Here, I will give a description how our virtual machines have been created. You can either create a machine manually on Digital Ocean, SSH to it and start the docker containers. Or you can use R/analogsea package to start a droplet from a command line.
In both cases, first, create an account on Digital Ocean. You should get $10 promotional credit that currently corresponds to free 3.5 days of 8GB machine running expense.
For beginners - create a virtual machine manually
- Log into your Digital Ocean account. Click on "Create Droplet" button. Choose any droplet hostname and select its size - 8GB memory, 4 CPU, $0.119/hour.
Scroll down to "Select image", click on 'Applications' tab and select Docker. Click on "Create Droplet" button. Droplet now starts in 1-2 minutes. You should receive an email with a password.
- Note down your droplet's IP.ADDRESS. SSH into your droplet (
ssh root@IP.ADDRESS) and pull docker images
docker pull rocker/hadleyverse docker pull churchill/doqtl docker pull churchill/asesuite docker pull ipython/scipystack docker pull churchill/webapp
- Next, download the required datasets (~30 minutes)

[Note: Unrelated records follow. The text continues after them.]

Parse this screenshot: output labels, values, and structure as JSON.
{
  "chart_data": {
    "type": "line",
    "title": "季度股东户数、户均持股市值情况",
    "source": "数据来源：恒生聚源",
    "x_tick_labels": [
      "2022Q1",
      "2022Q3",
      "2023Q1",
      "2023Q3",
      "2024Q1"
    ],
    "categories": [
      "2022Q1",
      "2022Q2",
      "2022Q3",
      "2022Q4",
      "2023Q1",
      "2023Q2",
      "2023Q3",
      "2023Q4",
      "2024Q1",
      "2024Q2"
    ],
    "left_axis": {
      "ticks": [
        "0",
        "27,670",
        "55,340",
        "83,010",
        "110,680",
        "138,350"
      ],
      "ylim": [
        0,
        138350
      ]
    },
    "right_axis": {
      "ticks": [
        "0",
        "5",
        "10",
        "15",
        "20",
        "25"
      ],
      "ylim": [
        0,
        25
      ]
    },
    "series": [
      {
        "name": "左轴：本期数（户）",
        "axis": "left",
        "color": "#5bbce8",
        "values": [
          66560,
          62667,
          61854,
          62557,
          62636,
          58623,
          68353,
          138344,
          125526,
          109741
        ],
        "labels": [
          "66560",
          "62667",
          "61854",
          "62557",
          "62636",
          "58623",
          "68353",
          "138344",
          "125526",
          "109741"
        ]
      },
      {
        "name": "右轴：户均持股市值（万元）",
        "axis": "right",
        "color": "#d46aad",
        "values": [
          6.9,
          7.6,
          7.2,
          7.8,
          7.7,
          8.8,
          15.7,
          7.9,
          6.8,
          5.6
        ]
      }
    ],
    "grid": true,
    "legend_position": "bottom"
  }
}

wget https://raw.githubusercontent.com/churchill-lab/sysgen2015/master/scripts/download_data_from_ftp.sh /bin/bash download_data_from_ftp.sh rm download_data_from_ftp.sh
- Finally, run docker containers.
docker run -d -v /data:/data -p 8787:8787 -e USER=rstudio -e PASSWORD=sysgen churchill/doqtl docker run -dt -v /data:/data -p 43210:43210 -p 43211:43211 churchill/asesuite docker run -dt -v /data:/data -p 8888:8888 -p 8889:8889 churchill/webapp /usr/bin/start-app.sh
For advanced users - create a virtual machine with R/analogsea package
- Install R/analogsea package to your computer
- Create Digital Ocean API key and copy it to the second line of a script below
- Run the script
Access your virtual machine in the web browser
In your browser you can now access RStudio at http://IP.ADDRESS:8787 (user: rstudio, password: sysgen) and the terminal at http://IP.ADDRESS:43210 (user: root, password: sysgen). The eQTL and pQTL viewers are running at http://IP.ADDRESS:8888 and http://IP.ADDRESS:8889, respectively.
You are paying for your Digital Ocean machine as long as it is running. Do not forget to destroy it when you are done!